Sublimano così versandolo sul Mondo Piramidale il MALE assoluto, non perché non sia “anche” così, ma per poter poi di riflesso evidenziare il proprio BENE , sempre dalla parte di corposi interessi DI CLASSE ( la stessa) . 
E si esercitano così, invece d praticare e teorizzare le strategie per destrutturare le forme ed i diversi agglomerati di potere deviati, ovviamente.
Dicono che deviati sono gli altri, ma le strumentazioni e le attività criminali sono ben “condivise” e la denuncia è a fini di “voti” ( da incamerare). 
E non si peritano nè si cimentano ad analizzare associazioni segrete loro rapporti , e altro ed altro . Che a tirar fuori le pagliuzze e le travi resterebbero tutti senza occhi. 
Questa è la “Classe C” ( aula primo piano ),  dei Perdenti Pessimisti filo mondialisti camuffati o dei nazional sovranisti massonici, che non hanno capito che la storia non è un programma di computer e che la storia marcia ed avanza e cambia rotta . 
Inutile levare concettualmente il timone .. e i marinai contano eccome .
Ma se volete , banalmente , a classificare in A e B è la borghesia sovranista nazionale, portatrice degli interessi di classe propri, strumentalizzando nelle crisi il popolo : essa fomenta la TEORIA INGENUA DEL MONDIALISMO in conflitto con la altra componete massonica borghese internazionalmente collegata ed ispirata dal fine A, ma sempre alleata fondamentalmente all’altra squadra. 
UNa simpatica partita di rugby , palla ovale due gruppi di giocatori , e varie mischie, tanti calci, qualche costola rotta . 
L’importante è che si continui a giocare la partita , fare i punti a meta , o con lanci o con calcio piazzato . Gli arbitri internazionali controllano ed intervengono se necessario, negli spogliatoi vengono scelti tutti i partecipanti non in panchina . Rigorosamente il popolo rimane sugli spalti, chiamato a fischiare od applaudire .

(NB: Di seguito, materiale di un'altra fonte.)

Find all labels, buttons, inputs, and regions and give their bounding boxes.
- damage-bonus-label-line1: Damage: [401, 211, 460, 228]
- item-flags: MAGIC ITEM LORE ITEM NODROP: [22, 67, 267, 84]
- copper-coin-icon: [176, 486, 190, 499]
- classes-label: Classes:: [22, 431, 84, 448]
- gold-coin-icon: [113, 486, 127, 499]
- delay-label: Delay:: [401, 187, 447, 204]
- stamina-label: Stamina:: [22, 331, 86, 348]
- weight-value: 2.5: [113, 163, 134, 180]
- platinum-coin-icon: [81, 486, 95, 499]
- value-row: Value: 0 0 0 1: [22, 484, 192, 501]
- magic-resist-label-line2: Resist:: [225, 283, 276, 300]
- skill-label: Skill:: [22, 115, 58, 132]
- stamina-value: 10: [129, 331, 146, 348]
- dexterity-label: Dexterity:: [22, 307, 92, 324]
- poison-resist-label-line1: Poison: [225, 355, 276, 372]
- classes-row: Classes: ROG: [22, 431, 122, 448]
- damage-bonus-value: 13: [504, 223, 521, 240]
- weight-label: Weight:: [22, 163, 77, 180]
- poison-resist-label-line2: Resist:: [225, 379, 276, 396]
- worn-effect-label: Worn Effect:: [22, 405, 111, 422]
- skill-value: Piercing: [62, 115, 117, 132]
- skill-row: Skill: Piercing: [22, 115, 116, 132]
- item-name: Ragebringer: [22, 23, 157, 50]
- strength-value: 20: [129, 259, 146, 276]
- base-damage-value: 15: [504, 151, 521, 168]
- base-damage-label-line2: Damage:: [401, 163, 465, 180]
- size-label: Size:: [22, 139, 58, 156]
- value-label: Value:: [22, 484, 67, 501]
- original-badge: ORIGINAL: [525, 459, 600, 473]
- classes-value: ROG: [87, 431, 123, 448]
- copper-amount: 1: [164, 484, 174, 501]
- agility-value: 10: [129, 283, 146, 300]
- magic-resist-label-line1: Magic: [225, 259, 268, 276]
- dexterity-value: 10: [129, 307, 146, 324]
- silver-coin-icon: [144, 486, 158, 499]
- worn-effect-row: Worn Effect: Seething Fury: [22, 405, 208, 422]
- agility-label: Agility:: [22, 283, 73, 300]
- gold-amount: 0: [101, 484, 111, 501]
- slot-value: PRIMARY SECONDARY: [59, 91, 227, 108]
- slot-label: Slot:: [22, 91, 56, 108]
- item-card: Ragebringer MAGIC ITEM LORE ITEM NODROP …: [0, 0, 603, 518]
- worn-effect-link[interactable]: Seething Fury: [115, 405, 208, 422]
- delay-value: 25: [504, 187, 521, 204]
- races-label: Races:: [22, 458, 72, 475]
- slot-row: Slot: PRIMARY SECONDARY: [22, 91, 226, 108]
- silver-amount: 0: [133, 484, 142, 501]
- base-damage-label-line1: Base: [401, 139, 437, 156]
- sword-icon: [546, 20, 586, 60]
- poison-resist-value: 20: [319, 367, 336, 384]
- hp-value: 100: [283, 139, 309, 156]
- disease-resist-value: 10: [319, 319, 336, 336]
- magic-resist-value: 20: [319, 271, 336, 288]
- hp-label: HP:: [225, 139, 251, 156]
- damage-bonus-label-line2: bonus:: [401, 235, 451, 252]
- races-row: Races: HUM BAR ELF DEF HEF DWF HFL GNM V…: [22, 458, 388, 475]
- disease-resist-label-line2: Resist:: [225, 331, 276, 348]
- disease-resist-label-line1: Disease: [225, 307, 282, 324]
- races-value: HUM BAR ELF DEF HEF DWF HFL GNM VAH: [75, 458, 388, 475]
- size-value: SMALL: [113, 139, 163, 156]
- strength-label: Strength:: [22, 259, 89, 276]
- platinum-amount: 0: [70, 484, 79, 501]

Le classi e la borghesia esistono eccome, e chiamare classe la “alta finanza” e per converso “categorie” le varie collocazioni sociali nei popoli nazionali è UNA MISTIFICAZIONE sotto-culturale . Ovviamente la gente resta sugli spalti, ben sapendo dove siano le responsabilità ed i ruoli nazionali e sovranazionali: osserva questo allucinato dibattere tra finta sinistra e finta destra tra pro o contro Mondialisti e tra pro o contro Sovranisti , complottisti esoteristi, complottisti antimondialisti, complottisti sovranisti e complottasti solo complottisti, e si limita a fischiare le azioni in contropiede e ad applaudire qualche meta .

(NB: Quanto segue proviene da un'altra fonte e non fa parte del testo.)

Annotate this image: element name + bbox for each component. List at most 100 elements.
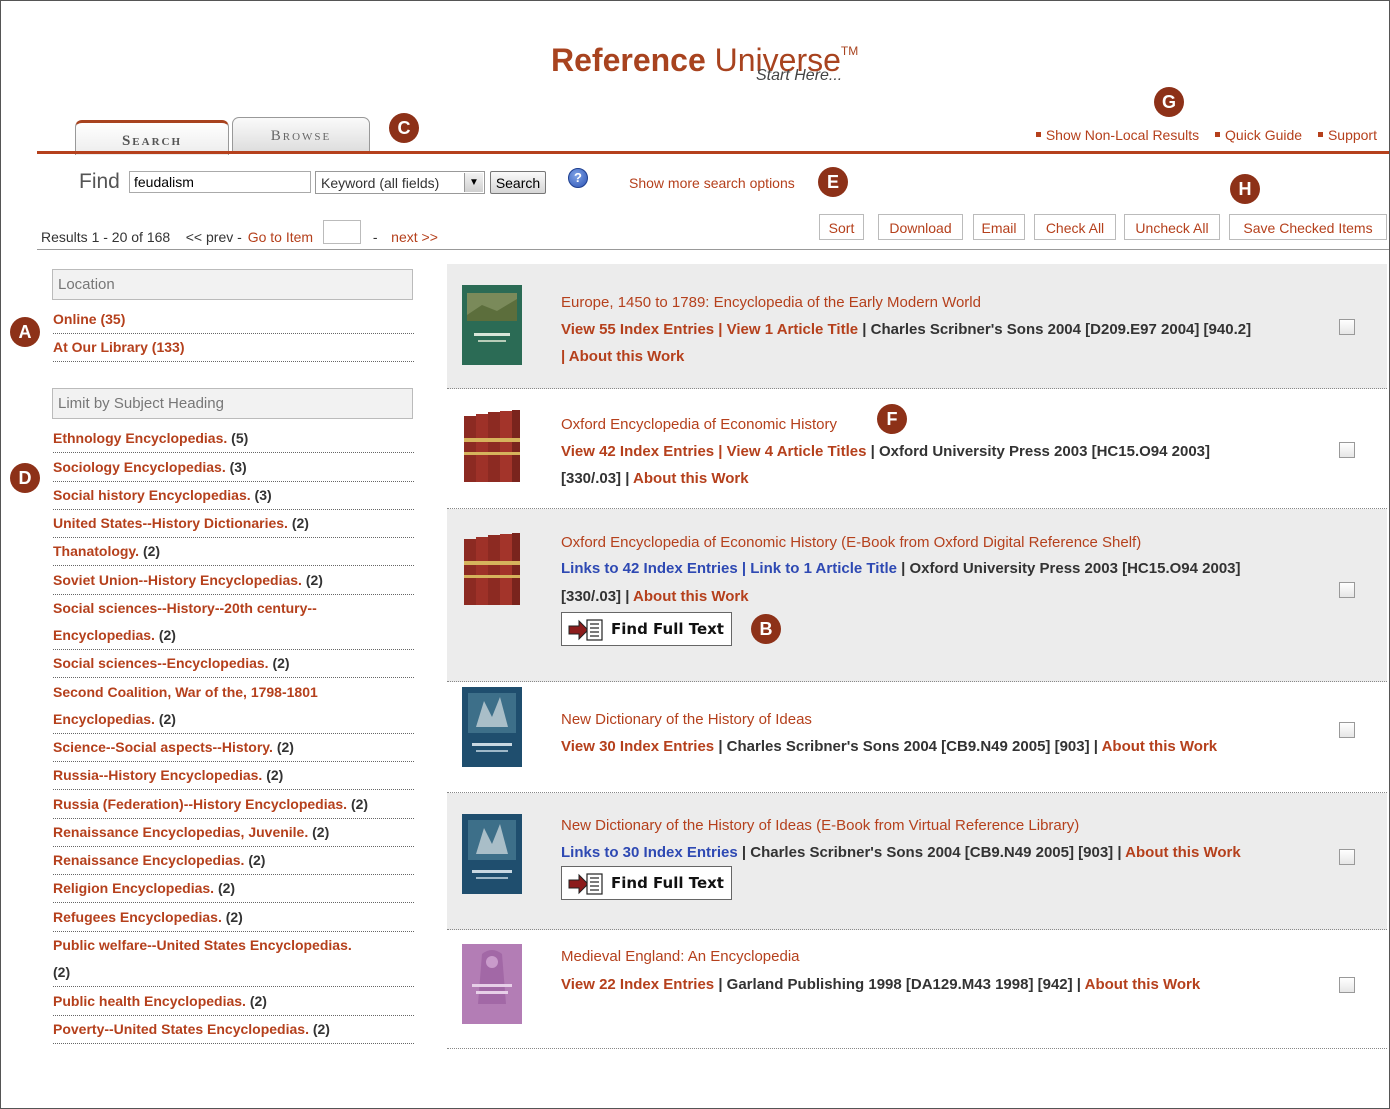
subject-item[interactable]: Social history Encyclopedias. (3) [53, 482, 414, 510]
result-details: View 42 Index Entries | View 4 Article T… [561, 443, 1210, 460]
callout-marker-e: E [818, 167, 848, 197]
result-details: Links to 30 Index Entries | Charles Scri… [561, 844, 1241, 861]
publication-info-line2: [330/.03] | [561, 588, 630, 605]
result-checkbox[interactable] [1339, 849, 1355, 865]
result-title-link[interactable]: New Dictionary of the History of Ideas [561, 711, 812, 728]
about-this-work-link[interactable]: About this Work [1102, 738, 1218, 755]
result-checkbox[interactable] [1339, 442, 1355, 458]
about-this-work-link[interactable]: About this Work [1125, 844, 1241, 861]
index-entries-link[interactable]: View 42 Index Entries | View 4 Article T… [561, 443, 866, 460]
results-range: Results 1 - 20 of 168 [41, 229, 171, 245]
about-this-work-link[interactable]: | About this Work [561, 348, 684, 365]
header-divider [37, 151, 1389, 154]
index-entries-link[interactable]: Links to 42 Index Entries | Link to 1 Ar… [561, 560, 897, 577]
find-label: Find [79, 170, 120, 193]
subject-item[interactable]: Renaissance Encyclopedias, Juvenile. (2) [53, 819, 414, 847]
find-full-text-button[interactable]: Find Full Text [561, 866, 732, 900]
index-entries-link[interactable]: View 22 Index Entries [561, 976, 714, 993]
index-entries-link[interactable]: Links to 30 Index Entries [561, 844, 738, 861]
bullet-icon [1215, 131, 1221, 137]
subject-item[interactable]: Second Coalition, War of the, 1798-1801 E… [53, 679, 414, 734]
about-this-work-link[interactable]: About this Work [1085, 976, 1201, 993]
about-this-work-link[interactable]: About this Work [633, 588, 749, 605]
subject-label-line2: Encyclopedias. [53, 711, 155, 727]
tab-search[interactable]: Search [75, 120, 229, 155]
reference-universe-page: Reference UniverseTM Start Here... Searc… [0, 0, 1390, 1109]
subject-item[interactable]: Ethnology Encyclopedias. (5) [53, 425, 414, 453]
location-item-at-our-library[interactable]: At Our Library (133) [53, 334, 414, 362]
publication-info: | Oxford University Press 2003 [HC15.O94… [870, 443, 1210, 460]
result-checkbox[interactable] [1339, 722, 1355, 738]
search-input[interactable] [129, 171, 311, 193]
quick-guide-link[interactable]: Quick Guide [1225, 127, 1302, 143]
bullet-icon [1317, 131, 1323, 137]
go-to-item-link[interactable]: Go to Item [248, 229, 313, 245]
subject-heading: Limit by Subject Heading [52, 388, 413, 419]
result-title-link[interactable]: Medieval England: An Encyclopedia [561, 948, 800, 965]
find-full-text-icon [568, 619, 603, 641]
search-button[interactable]: Search [490, 171, 546, 194]
tab-browse[interactable]: Browse [232, 117, 370, 151]
save-checked-items-button[interactable]: Save Checked Items [1229, 214, 1387, 240]
sort-button[interactable]: Sort [819, 214, 864, 240]
book-cover-image [462, 814, 522, 894]
subject-item[interactable]: Religion Encyclopedias. (2) [53, 875, 414, 903]
show-more-search-options-link[interactable]: Show more search options [629, 175, 795, 191]
chevron-down-icon[interactable]: ▼ [464, 173, 483, 192]
about-this-work-link[interactable]: About this Work [633, 470, 749, 487]
result-details: View 30 Index Entries | Charles Scribner… [561, 738, 1217, 755]
subject-item[interactable]: United States--History Dictionaries. (2) [53, 510, 414, 538]
subject-item[interactable]: Renaissance Encyclopedias. (2) [53, 847, 414, 875]
subject-item[interactable]: Soviet Union--History Encyclopedias. (2) [53, 567, 414, 595]
callout-marker-f: F [877, 404, 907, 434]
subject-item[interactable]: Russia (Federation)--History Encyclopedi… [53, 791, 414, 819]
location-label: At Our Library [53, 339, 148, 355]
subject-label: Social history Encyclopedias. [53, 487, 251, 503]
index-entries-link[interactable]: View 55 Index Entries | View 1 Article T… [561, 321, 858, 338]
subject-item[interactable]: Poverty--United States Encyclopedias. (2… [53, 1016, 414, 1044]
email-button[interactable]: Email [973, 214, 1025, 240]
result-checkbox[interactable] [1339, 319, 1355, 335]
download-button[interactable]: Download [878, 214, 963, 240]
subject-count: (2) [217, 880, 236, 896]
subject-label: Public welfare--United States Encycloped… [53, 937, 352, 953]
index-entries-link[interactable]: View 30 Index Entries [561, 738, 714, 755]
next-link[interactable]: next >> [391, 229, 438, 245]
callout-marker-d: D [10, 463, 40, 493]
subject-item[interactable]: Public health Encyclopedias. (2) [53, 988, 414, 1016]
subject-item[interactable]: Refugees Encyclopedias. (2) [53, 904, 414, 932]
result-title-link[interactable]: Europe, 1450 to 1789: Encyclopedia of th… [561, 294, 981, 311]
search-field-select-value: Keyword (all fields) [321, 175, 440, 191]
location-count: (133) [151, 339, 185, 355]
separator: - [372, 229, 378, 245]
result-title-link[interactable]: Oxford Encyclopedia of Economic History [561, 416, 837, 433]
find-full-text-button[interactable]: Find Full Text [561, 612, 732, 646]
subject-count: (2) [158, 711, 176, 727]
result-checkbox[interactable] [1339, 977, 1355, 993]
subject-item[interactable]: Social sciences--Encyclopedias. (2) [53, 650, 414, 678]
support-link[interactable]: Support [1328, 127, 1377, 143]
location-item-online[interactable]: Online (35) [53, 306, 414, 334]
help-icon[interactable]: ? [568, 168, 588, 188]
prev-link[interactable]: << prev [186, 229, 233, 245]
subject-item[interactable]: Thanatology. (2) [53, 538, 414, 566]
result-title-link[interactable]: New Dictionary of the History of Ideas (… [561, 817, 1079, 834]
subject-label: Refugees Encyclopedias. [53, 909, 222, 925]
subject-label: Renaissance Encyclopedias, Juvenile. [53, 824, 309, 840]
uncheck-all-button[interactable]: Uncheck All [1124, 214, 1220, 240]
check-all-button[interactable]: Check All [1034, 214, 1116, 240]
subject-item[interactable]: Russia--History Encyclopedias. (2) [53, 762, 414, 790]
callout-marker-h: H [1230, 174, 1260, 204]
book-cover-image [462, 687, 522, 767]
show-non-local-results-link[interactable]: Show Non-Local Results [1046, 127, 1199, 143]
subject-item[interactable]: Public welfare--United States Encycloped… [53, 932, 414, 987]
callout-marker-g: G [1154, 87, 1184, 117]
callout-marker-c: C [389, 113, 419, 143]
go-to-item-input[interactable] [322, 220, 361, 244]
result-title-link[interactable]: Oxford Encyclopedia of Economic History … [561, 534, 1141, 551]
subject-item[interactable]: Social sciences--History--20th century--… [53, 595, 414, 650]
subject-item[interactable]: Sociology Encyclopedias. (3) [53, 454, 414, 482]
result-checkbox[interactable] [1339, 582, 1355, 598]
subject-item[interactable]: Science--Social aspects--History. (2) [53, 734, 414, 762]
search-field-select[interactable]: Keyword (all fields) ▼ [315, 171, 485, 194]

Ma state tranquilli : sino a che non riuscirà ad emergere la vera analisi dalla parte dei popoli e le varie etichette si sovrapporranno all’unico barattolo di classe del potere , si potrà continuare a giocare . Viva il rugby evviva la classe “non classe” che vuol far pagare o vuole levare le tasse. 
Sono sempre loro a varianti cromatiche visibili e varianti sotterranee ormai scoperte .

Cambiamo gioco,  lavoratori, disoccupati, piccoli commercianti, agricoltori, studenti e veri intellettuali e non falsi professori ?!?!